Only nonsolar customers to pay MECO hike
Maui Electric Co. customers who are not on solar power will see their rates rise following the Public Utilities Commission’s approval Friday of “sales decoupling” tariffs for the utility.
The sales decoupling mechanism includes the Revenue Balancing Account tariff, designed to “decouple,” or break the link, between sales and power revenues, in the hopes of removing the disincentive for the utility to adopt energy efficiency and sustainable power sources, such as wind and rooftop solar, the PUC said in a news release Monday.
The formula-driven Rate Adjustment Mechanism, the second part of the program, is intended to compensate Hawaiian Electric Co. companies for changes in utility costs and infrastructure investment to reduce the frequency of rate increases.
Maui customers using 600 kilowatt hours per month, the average energy consumption on the island, will see their rates rise $4.90 in the tariff adjustment. The tariff adjustment will cause rates to rise $3.27 on Molokai and Lanai for 400 kilowatt hours per month. Molokai and Lanai have a lower average power usage.
The PUC said that the tariff increase was “largely due” to increased capital costs and lower sales over the past year.
The tariff increase applies from Sunday to May 31, 2015. This is the second annual filing for MECO. HECO has filed four consecutive years, while this is the third annual filing for Hawaii Electric Light Co.
Maui County Energy Commissioner Doug McLeod expressed concern Monday over HECO receiving these tariffs without long-range plans to wean itself off of them.
“Decoupling was never intended to be a permanent thing,” he said. “It was always a stopgap thing.”
He said decoupling was meant to help the utilities “buy time” as they come up with long-range plans to handle renewable energy. While allowing the utilities to buy time makes sense, Mayor Alan Arakawa is “worried” that HECO is “relying on” the decoupling tariffs “and that is a problem,” McLeod said.
McLeod noted that only nonsolar customers pay the tariff; that means 90 percent of MECO’s customers are “subsidizing” the 10 percent of customers who have solar and have signed net energy metering contracts.
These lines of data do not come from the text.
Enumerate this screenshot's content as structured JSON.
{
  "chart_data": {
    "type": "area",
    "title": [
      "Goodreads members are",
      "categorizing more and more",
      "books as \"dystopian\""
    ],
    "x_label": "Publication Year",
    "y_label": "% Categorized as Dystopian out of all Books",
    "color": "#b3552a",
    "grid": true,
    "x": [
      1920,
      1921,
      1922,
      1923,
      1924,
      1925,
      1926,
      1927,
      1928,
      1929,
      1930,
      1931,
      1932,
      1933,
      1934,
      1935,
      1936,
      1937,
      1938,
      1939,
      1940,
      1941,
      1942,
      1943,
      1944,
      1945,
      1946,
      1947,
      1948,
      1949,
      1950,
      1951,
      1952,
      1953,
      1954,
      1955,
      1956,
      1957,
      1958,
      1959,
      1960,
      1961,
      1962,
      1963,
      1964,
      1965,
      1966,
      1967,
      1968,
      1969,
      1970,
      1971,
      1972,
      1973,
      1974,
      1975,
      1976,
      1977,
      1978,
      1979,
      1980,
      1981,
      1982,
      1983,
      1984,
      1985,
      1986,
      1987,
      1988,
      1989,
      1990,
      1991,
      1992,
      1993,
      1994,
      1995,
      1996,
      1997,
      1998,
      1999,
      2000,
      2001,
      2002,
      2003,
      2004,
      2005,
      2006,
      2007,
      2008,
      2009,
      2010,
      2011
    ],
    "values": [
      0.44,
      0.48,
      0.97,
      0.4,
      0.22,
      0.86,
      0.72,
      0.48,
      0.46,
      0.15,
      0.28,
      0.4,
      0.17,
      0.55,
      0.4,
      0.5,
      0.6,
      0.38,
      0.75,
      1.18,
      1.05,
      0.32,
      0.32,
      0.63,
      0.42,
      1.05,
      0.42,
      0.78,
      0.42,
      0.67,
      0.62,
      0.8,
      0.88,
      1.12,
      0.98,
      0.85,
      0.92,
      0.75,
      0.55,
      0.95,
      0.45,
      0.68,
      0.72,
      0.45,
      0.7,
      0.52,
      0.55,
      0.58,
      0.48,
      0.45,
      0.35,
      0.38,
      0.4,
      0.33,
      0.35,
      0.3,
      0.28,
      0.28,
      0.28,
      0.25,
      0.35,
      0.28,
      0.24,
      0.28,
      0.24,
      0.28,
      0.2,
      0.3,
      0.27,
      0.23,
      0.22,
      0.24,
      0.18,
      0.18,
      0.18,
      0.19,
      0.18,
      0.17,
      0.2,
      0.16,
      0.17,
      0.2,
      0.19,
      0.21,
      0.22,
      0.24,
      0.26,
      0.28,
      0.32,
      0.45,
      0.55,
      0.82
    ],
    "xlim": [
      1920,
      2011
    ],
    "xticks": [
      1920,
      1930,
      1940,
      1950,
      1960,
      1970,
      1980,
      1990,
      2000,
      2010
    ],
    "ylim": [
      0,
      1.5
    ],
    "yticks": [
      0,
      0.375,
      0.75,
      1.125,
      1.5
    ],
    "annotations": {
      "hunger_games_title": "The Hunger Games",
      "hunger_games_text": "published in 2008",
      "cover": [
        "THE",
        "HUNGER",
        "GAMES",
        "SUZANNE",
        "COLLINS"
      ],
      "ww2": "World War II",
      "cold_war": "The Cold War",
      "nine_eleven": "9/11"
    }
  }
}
Those with rooftop PV receive retail credit for electricity generated for the grid, which is used to offset the electricity they use at night and on cloudy days.
“It (the tariff) is rising every year, and there is no end in sight,” he said, noting the growing percentage of photovoltaic customers.
“Any increase in electric bills is difficult,” said MECO President Sharon Suzuki on Monday, indicating that the utility does have a game plan for the future.
She explained in an email that, with more than 50 percent of electricity bills in the county tied to fuel prices, MECO has been “working hard to reduce that dependence” and “finding ways to add more renewable energy and lower any long-term fuel costs.” That includes retiring the oil-powered Kahului Power Plant in the next few years.
The tariff is necessary to “make that important transition,” Suzuki said, noting that the money netted will help pay for more than $100 million in new capital projects. Those projects include the installation of a battery energy storage system to help integrate more variable energy sources, such as solar and wind.
Suzuki agreed with McLeod that MECO needs to address the “incredible rate” of growth of photovoltaics as it maps out “a comprehensive and sustainable energy plan.” Maui and Hawaii are the nation’s leaders in PV installations, she said, adding that there are more than 5,000 PV systems in place in the county.
“We look forward to increasing that amount as part of our island’s energy future,” she said.
Suzuki said that “making that critical shift to a more modernized grid will mean balancing the transition to less oil and pursuing more renewable energy sources” while maintaining “reliable, affordable power.”
In a different proceeding, the PUC said that it currently is reviewing whether changes should be made to the Rate Adjustment Mechanism to better track utility performance measures and to help create cost savings to customers. A decision on that proceeding is expected by the end of the year.